Now, I know this book is a departure from what most people read. Indeed, Mr. Crowther had to work very hard to find a publisher for it. In this world of thrillers and horror and literary fiction, the modern reader may ask, “Why should I read this book of satirical Victorian fairy tales?”

Well, I’m going to make that case.

First of all, I have to address the fact that most of the modern books I read aren’t discernibly Gilbertian, unless you want to count Noah Goats’s comic novels, but he’s closer to a literary descendant of Wodehouse than Gilbert. Moreover, the books I’ve written aren’t especially Gilbertian. The influence that H.P. Lovecraft and Robert W. Chambers and various pulp and YA science-fiction authors had upon me is much more obvious. And yet, when you ask who got me into this writing business, there’s absolutely no question that the answer is Gilbert.

Precisely because Gilbert’s stories are mostly fairy tales and/or deal with superficially simple things like the stereotypical characters of low comedy, they are accessible as fiction. But because Gilbert was putting his own spin on them—playing with the conventions of fiction and of theater, they get at the most basic principles of telling a story. There’s always a lot more going on under the surface of a Gilbert story than you realize at first, and that’s what makes them interesting: they teach you how to think about fiction.

Short stories are better suited to experimentation than novels are. If you write a whole novel with an odd twist or a “meta” ending, there’s a huge risk you’ll leave the reader feeling like they’ve been shortchanged—like they invested in something that didn’t pan out. Whereas short stories encourage twists and unexpected endings. The goal of a short story is to surprise, to take a common trope and turn it on its head. This is what Gilbert excelled at.

As I was reading The Triumph of Vice, I realized Gilbert has a lot in common with my other unlikely storytelling hero, the great game-designer Chris Avellone. Both of them tell stories that upend the common conventions of their chosen medium. Gilbert wrote of honest burglars and incompetent demons, just as Avellone writes Dungeons-and-Dragons fantasy with chaste succubi and super-powerful rats.   

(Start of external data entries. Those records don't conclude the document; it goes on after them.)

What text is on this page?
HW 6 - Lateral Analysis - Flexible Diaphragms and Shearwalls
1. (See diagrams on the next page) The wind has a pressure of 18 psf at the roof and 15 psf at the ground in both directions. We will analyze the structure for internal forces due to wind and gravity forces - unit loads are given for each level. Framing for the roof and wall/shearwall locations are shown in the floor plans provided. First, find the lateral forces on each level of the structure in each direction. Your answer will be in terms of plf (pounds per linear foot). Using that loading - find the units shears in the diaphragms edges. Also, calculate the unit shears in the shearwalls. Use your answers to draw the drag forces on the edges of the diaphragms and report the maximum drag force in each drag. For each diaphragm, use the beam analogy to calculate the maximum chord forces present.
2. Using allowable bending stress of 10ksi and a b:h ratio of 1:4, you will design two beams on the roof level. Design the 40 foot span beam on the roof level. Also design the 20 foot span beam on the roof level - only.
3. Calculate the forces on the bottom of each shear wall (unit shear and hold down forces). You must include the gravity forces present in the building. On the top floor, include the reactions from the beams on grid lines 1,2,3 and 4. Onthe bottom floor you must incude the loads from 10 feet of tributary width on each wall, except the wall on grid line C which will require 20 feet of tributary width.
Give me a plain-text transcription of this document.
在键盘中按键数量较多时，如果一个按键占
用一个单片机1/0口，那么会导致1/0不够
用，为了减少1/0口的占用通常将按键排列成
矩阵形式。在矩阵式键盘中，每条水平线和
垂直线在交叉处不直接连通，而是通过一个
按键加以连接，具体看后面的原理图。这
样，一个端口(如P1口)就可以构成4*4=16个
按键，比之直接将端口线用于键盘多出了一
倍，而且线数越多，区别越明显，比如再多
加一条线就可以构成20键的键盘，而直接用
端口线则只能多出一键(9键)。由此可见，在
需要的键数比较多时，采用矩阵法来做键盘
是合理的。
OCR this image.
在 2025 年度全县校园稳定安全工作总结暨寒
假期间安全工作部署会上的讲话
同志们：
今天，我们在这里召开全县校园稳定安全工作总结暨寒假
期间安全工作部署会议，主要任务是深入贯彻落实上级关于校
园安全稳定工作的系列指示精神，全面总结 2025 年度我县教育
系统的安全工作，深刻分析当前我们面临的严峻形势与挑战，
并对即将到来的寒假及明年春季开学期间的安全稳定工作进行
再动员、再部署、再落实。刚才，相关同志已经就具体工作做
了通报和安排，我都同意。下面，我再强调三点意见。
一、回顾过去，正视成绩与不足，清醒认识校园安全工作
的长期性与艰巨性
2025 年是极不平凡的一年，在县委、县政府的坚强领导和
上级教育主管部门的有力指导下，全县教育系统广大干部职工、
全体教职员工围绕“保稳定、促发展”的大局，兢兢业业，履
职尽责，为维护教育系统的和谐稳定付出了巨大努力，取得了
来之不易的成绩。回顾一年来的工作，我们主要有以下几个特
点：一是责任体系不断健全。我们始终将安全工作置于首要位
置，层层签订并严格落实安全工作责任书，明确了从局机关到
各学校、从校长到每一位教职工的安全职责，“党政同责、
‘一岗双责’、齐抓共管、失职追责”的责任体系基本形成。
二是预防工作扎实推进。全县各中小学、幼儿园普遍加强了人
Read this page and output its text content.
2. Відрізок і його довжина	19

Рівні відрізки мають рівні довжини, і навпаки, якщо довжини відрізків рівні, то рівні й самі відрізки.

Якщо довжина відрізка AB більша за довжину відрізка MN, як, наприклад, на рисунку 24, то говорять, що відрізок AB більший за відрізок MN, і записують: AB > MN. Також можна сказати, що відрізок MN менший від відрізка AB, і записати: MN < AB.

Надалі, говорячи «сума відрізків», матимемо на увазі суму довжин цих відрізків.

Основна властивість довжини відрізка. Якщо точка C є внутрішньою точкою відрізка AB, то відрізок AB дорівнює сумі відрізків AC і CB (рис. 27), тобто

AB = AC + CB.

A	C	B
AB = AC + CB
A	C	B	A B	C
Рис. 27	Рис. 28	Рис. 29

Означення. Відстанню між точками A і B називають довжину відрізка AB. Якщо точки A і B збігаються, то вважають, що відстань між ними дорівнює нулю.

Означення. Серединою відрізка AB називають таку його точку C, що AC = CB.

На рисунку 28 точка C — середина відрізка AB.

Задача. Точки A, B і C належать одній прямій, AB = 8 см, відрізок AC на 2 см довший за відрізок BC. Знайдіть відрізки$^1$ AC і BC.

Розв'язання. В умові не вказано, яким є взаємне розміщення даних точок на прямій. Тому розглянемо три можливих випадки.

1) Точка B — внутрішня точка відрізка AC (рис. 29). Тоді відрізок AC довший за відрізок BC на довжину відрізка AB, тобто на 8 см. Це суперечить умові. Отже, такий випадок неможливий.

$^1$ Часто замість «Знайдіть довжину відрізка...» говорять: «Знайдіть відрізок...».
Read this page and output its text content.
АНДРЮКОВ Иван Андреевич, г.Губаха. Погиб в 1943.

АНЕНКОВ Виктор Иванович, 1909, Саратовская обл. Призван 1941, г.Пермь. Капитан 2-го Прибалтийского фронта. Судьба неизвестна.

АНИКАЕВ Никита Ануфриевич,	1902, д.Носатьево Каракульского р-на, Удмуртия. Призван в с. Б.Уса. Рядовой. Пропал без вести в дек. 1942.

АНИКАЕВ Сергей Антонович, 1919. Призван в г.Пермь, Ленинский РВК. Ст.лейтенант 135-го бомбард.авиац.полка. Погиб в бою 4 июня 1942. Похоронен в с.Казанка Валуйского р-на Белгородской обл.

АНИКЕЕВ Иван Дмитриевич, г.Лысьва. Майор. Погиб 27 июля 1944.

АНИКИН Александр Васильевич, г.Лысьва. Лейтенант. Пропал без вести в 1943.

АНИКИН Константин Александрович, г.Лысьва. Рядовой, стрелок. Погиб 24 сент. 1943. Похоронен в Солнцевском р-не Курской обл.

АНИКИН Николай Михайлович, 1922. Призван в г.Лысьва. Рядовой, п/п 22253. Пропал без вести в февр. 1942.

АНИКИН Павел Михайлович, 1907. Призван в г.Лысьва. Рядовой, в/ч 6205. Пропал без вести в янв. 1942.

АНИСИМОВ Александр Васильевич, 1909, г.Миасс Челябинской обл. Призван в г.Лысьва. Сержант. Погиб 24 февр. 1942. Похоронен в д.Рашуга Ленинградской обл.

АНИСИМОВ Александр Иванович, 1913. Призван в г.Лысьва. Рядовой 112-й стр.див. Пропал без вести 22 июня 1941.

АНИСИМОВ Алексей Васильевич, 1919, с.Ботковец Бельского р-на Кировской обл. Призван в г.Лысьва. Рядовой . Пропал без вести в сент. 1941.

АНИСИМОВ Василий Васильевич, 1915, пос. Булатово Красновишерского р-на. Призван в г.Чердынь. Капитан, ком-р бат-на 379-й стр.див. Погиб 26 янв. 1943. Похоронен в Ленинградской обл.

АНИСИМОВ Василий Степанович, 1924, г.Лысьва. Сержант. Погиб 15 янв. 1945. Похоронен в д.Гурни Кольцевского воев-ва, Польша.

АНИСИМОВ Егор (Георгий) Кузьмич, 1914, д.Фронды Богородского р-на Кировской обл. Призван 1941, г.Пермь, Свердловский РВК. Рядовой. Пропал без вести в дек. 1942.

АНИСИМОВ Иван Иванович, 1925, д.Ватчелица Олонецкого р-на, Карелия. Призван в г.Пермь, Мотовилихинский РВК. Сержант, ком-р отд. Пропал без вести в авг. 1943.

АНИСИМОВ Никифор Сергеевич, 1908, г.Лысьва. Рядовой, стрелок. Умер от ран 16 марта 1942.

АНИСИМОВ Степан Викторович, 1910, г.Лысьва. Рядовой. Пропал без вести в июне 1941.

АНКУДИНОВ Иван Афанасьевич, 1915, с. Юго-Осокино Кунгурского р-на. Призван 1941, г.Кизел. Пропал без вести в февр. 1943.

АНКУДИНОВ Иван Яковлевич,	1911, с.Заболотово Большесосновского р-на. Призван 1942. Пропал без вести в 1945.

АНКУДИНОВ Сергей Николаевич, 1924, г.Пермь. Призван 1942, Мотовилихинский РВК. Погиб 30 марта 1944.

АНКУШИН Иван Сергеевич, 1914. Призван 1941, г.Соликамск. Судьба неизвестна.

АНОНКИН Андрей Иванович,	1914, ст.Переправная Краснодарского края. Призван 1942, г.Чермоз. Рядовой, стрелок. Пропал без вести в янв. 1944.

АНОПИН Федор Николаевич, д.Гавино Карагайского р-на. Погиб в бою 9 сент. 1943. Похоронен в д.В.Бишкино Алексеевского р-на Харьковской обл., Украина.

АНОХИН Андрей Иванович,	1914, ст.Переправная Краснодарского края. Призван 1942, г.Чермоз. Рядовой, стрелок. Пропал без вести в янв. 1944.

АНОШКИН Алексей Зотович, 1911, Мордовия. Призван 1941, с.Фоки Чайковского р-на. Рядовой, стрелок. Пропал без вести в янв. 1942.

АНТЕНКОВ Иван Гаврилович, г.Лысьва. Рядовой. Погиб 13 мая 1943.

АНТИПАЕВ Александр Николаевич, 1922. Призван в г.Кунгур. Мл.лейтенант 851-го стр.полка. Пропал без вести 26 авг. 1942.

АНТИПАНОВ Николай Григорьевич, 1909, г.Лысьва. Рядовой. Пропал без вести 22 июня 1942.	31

This willingness to play with tropes, to subvert convention, is the sign of somebody who really knows their stuff. When you’re a master of the craft, you know which rules you can break, and you’re always testing the limits. Gilbert was a great stage director because he was always pushing the edge of what stage directors could do.

And that’s what I want you to take away from this: Gilbert was great at what he did, and reading his work offers you a chance to see a brilliant creative mind working in a time very different from our own, without the constraints of current fads and fashion. Somebody who wrote nearly a hundred and fifty years ago, and his work is still read today. That’s what every writer wants, isn’t it?

4 Comments

  1. Wonderful write up Berthold. I’ve never read a Gilbert story, that I can recall but it sounds like I need to stat. Our tastes seem similar in a lot of what we read, so I’ll take your stamp of approval and add him to my must-read list. Any particular story you recommend?

    1. Thanks very much, Phillip! 🙂 I’d recommend starting with “The Fairy’s Dilemma” or “An Elixir of Love”–I think those give a good idea of Gilbert’s usual sensibility.

      Gilbert also wrote a number of narrative poems, the most famous of which is “The Yarn of the Nancy Bell”–although, fair warning, it’s rather dark humor. I know it shocked some Victorian readers. Naturally, I loved it as a teenager–it was one of the first things by Gilbert that I read.

        1. Thanks, Phillip! Yes, I have been to that site; though it’s been many years. Thanks for bringing back a lot of memories!